72015 was a good year for those looking for hopeful answers to quality questions and who want the momentum to carry into next year. Consumer Reports teamed up with the University of California–San Francisco (UCSF) and the California Department of Insurance to create California Healthcare Compare, a quality and price transparency tool. Consumers’ Checkbook unveiled its SurgeonRatings website and ProPublica, the independent investigative news organization, developed the Surgeon Scorecard. The Health Care Incentives Improvement Institute (HCI3), a Newtown, Conn., not-for-profit group that pushes for payment reform and quality improvement, unveiled a tool that consumers can use to evaluate primary care and specialty physicians based on their ability to limit potentially avoidable complications.
Consumers want “provider-specific ratings, and they want summary measures to gauge the strength and weaknesses of provider networks,” says Lynn Quincy of Consumers Union.
Next year, CMS will require all qualified health plans operating on the ACA exchanges to submit data on quality similar to the data health plans submit for CMS’s Quality Ratings System, says Lynn Quincy, director of the Health Care Value Hub for Consumers Union, which publishes Consumer Reports. The program will closely resemble the five-star rating system that CMS uses to grade Medicare Advantage plans, according to Quincy.

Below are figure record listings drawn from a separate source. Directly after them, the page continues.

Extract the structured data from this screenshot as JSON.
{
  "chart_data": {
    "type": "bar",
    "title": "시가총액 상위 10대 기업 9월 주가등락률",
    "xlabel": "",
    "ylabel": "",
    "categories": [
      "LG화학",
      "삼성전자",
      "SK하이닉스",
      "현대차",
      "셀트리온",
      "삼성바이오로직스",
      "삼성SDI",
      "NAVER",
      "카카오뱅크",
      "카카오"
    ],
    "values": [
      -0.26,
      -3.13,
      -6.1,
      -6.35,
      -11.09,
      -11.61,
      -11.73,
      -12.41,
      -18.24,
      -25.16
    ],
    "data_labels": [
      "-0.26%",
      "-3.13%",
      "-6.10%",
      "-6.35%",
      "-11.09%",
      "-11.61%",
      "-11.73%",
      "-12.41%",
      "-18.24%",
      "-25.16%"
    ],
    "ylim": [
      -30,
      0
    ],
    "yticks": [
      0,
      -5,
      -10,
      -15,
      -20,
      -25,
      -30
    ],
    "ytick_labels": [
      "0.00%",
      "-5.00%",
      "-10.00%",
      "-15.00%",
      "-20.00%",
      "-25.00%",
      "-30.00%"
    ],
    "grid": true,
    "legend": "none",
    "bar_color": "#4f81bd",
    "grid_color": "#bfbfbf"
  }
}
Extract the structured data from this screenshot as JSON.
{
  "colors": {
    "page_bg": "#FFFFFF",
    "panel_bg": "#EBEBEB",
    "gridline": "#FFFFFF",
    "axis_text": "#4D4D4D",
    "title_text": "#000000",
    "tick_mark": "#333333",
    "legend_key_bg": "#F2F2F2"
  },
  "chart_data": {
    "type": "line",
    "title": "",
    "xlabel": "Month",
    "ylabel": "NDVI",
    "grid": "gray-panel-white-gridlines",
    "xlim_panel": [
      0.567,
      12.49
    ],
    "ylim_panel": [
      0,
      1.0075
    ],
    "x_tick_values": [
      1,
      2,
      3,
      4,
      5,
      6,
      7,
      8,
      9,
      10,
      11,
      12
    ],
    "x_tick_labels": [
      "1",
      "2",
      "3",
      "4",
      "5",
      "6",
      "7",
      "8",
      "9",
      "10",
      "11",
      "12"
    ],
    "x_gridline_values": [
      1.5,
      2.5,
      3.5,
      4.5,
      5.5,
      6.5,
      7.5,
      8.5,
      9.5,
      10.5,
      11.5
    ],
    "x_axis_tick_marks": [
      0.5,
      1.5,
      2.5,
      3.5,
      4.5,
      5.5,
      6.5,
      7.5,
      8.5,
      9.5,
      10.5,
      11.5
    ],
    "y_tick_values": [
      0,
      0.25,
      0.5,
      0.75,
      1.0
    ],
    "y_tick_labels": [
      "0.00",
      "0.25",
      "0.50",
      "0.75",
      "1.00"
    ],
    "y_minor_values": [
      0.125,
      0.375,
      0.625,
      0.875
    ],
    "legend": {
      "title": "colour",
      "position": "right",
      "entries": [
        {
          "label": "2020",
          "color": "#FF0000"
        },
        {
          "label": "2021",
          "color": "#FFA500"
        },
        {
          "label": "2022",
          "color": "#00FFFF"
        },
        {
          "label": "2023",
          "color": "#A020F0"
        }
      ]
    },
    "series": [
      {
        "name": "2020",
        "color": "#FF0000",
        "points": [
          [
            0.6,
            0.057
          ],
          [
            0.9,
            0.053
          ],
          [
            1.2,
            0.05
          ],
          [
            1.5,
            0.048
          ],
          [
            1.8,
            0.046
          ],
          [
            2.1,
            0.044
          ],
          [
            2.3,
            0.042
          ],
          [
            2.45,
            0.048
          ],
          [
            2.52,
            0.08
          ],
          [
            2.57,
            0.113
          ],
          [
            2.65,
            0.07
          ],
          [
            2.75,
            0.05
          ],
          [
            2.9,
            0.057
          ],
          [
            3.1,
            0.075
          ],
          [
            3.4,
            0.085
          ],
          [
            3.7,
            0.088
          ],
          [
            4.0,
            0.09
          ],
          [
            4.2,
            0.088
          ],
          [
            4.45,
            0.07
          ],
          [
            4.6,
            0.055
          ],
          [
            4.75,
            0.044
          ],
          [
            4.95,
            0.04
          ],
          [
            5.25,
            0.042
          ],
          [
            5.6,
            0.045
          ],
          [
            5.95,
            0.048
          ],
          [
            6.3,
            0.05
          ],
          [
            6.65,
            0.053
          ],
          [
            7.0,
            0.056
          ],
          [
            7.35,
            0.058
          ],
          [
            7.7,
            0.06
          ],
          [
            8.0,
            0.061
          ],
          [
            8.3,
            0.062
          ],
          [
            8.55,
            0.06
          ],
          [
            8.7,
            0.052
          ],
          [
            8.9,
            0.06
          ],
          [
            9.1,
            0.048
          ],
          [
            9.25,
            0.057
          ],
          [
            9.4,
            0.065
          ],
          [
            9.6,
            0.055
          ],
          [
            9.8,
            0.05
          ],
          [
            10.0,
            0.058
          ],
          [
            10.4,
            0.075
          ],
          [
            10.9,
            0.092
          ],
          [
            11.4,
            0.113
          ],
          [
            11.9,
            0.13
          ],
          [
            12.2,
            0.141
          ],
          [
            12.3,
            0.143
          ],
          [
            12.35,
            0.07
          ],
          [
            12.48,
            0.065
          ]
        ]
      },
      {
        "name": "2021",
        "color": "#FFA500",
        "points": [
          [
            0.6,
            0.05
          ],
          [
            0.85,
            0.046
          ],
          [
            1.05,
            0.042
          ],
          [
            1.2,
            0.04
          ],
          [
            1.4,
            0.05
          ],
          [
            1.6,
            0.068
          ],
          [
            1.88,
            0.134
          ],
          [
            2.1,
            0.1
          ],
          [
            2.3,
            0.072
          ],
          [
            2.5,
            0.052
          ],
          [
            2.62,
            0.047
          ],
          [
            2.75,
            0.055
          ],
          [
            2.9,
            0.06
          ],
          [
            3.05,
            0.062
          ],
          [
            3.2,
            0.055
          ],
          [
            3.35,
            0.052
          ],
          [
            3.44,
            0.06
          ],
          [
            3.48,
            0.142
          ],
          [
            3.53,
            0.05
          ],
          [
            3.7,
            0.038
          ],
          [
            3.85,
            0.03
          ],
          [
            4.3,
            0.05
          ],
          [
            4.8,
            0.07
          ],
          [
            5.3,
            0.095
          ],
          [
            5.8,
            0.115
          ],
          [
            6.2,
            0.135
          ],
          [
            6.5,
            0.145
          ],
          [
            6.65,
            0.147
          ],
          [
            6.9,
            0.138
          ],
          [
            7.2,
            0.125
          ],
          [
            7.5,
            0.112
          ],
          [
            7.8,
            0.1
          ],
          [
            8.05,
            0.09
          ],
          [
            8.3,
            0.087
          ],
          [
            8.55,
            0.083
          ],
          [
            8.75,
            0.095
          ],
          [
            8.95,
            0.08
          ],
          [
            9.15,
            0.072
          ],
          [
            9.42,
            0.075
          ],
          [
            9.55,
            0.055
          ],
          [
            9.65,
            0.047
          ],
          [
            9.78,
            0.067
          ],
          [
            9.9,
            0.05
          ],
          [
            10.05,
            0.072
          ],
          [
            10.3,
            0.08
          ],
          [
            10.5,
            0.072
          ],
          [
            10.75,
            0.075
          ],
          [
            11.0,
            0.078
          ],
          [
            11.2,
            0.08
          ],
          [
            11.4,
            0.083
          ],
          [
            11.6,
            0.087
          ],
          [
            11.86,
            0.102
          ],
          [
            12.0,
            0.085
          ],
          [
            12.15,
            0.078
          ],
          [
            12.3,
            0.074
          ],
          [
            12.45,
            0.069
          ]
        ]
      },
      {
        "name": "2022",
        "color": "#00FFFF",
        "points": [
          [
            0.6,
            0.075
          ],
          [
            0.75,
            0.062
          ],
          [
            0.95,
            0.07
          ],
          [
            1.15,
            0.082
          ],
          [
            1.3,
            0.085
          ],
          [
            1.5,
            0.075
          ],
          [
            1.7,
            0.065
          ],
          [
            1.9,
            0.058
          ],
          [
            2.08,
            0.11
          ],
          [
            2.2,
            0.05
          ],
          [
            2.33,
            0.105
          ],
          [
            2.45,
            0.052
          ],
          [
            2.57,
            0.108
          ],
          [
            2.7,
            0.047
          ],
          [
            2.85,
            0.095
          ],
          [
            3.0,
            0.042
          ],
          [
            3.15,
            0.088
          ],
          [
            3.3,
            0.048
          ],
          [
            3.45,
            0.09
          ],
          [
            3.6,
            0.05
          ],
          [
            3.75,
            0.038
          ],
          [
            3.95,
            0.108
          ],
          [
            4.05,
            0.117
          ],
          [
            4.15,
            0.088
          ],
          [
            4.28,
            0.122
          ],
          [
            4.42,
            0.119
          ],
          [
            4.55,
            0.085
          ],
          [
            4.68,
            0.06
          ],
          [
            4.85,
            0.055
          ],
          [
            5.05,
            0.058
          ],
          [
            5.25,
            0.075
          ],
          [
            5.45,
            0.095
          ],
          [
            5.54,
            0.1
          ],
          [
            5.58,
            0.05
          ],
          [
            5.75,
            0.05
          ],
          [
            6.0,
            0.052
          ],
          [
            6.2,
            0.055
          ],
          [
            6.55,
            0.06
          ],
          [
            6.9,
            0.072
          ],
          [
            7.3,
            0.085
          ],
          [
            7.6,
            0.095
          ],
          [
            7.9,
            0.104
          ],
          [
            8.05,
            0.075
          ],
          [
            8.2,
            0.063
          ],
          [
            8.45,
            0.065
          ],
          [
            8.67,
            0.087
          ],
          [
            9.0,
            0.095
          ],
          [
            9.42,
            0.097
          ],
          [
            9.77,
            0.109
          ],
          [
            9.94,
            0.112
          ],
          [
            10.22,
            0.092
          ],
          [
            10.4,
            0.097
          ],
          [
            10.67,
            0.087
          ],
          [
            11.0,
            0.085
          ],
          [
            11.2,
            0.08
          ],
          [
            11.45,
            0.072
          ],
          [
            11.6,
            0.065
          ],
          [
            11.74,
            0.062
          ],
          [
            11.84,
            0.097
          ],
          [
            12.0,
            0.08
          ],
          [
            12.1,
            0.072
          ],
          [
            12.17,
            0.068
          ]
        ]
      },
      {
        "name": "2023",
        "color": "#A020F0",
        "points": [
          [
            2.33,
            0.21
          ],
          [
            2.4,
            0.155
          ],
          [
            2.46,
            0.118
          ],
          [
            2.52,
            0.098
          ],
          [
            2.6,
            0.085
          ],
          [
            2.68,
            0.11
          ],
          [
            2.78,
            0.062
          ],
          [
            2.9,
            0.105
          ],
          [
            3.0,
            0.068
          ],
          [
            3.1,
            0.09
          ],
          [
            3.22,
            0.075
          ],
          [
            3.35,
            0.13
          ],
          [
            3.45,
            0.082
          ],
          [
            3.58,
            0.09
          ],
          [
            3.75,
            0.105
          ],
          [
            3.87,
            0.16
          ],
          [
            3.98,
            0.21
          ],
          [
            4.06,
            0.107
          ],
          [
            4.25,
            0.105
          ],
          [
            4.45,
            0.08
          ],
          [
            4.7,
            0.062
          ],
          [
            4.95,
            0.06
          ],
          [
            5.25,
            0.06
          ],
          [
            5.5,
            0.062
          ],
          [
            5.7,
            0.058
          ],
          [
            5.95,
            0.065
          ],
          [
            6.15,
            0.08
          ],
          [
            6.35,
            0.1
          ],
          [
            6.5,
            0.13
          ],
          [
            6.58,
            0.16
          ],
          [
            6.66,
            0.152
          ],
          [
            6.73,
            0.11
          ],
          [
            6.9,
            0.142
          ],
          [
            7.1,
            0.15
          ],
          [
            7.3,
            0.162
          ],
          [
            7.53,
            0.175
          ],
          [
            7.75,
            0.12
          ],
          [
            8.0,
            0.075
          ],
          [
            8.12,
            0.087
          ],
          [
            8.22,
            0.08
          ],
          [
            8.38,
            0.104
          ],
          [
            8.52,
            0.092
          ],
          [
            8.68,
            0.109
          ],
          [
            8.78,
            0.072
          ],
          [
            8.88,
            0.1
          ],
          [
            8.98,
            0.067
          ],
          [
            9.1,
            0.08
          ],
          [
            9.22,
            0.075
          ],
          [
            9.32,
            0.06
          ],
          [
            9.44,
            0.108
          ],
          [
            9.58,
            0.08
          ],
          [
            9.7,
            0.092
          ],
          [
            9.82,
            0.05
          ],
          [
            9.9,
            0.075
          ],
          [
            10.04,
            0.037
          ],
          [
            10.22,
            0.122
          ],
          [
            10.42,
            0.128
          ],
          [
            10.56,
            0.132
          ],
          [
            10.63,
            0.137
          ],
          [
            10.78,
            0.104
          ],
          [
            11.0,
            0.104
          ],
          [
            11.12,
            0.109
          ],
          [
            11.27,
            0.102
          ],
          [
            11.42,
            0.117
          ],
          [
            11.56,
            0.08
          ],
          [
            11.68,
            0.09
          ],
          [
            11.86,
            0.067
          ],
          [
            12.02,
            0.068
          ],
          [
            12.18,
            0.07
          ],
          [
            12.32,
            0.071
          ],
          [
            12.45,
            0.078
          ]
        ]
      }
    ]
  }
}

But quality tools are not some kind of Field of Dreams that gets built and people come. The fact is that few use the proprietary quality and price transparency apps that health plans provide. Are they not useful? Do people not care? Are health plans not trusted? Answer: all of the above.
The sheer proliferation of websites and tools may sow even more doubts, and we’re bound to start hearing some criticism of the tools that have been developed. For example, François de Brantes, HCI3’s executive director, wrote in a blog post in October that CMS’ methods for putting together Hospital Compare has deteriorated, resulting in an “overall lack of differentiation. It squeezes scores to the average, leaving a handful of outliers on either side of ‘good’ or ‘bad’.”
But some experts think higher deductibles and other moves that shift health care costs to individuals will create fresh demand for useful, reliable quality (and price) data. R. Adams Dudley, MD, director of the Center for Healthcare Value at UCSF, says consumers will ask, “What am I spending all this money on while you’re keeping me in the dark about quality?” And even if individuals don’t push for it, consumer advocates will, he predicts.
“Consumers want even more,” says Quincy, at Consumers Union. “They want provider-specific ratings, and they want summary measures to gauge the strength and weaknesses of provider networks.” Asking consumers to pay more and failing to give them useful and easy-to-use price and quality transparency tools is a good way to drive down patient experience and satisfaction scores that are increasingly used to set payment levels. The crystal ball readings for 2016 show private companies and consumer advocates developing new and more sophisticated ways to evaluate health care provider quality for that reason among many others.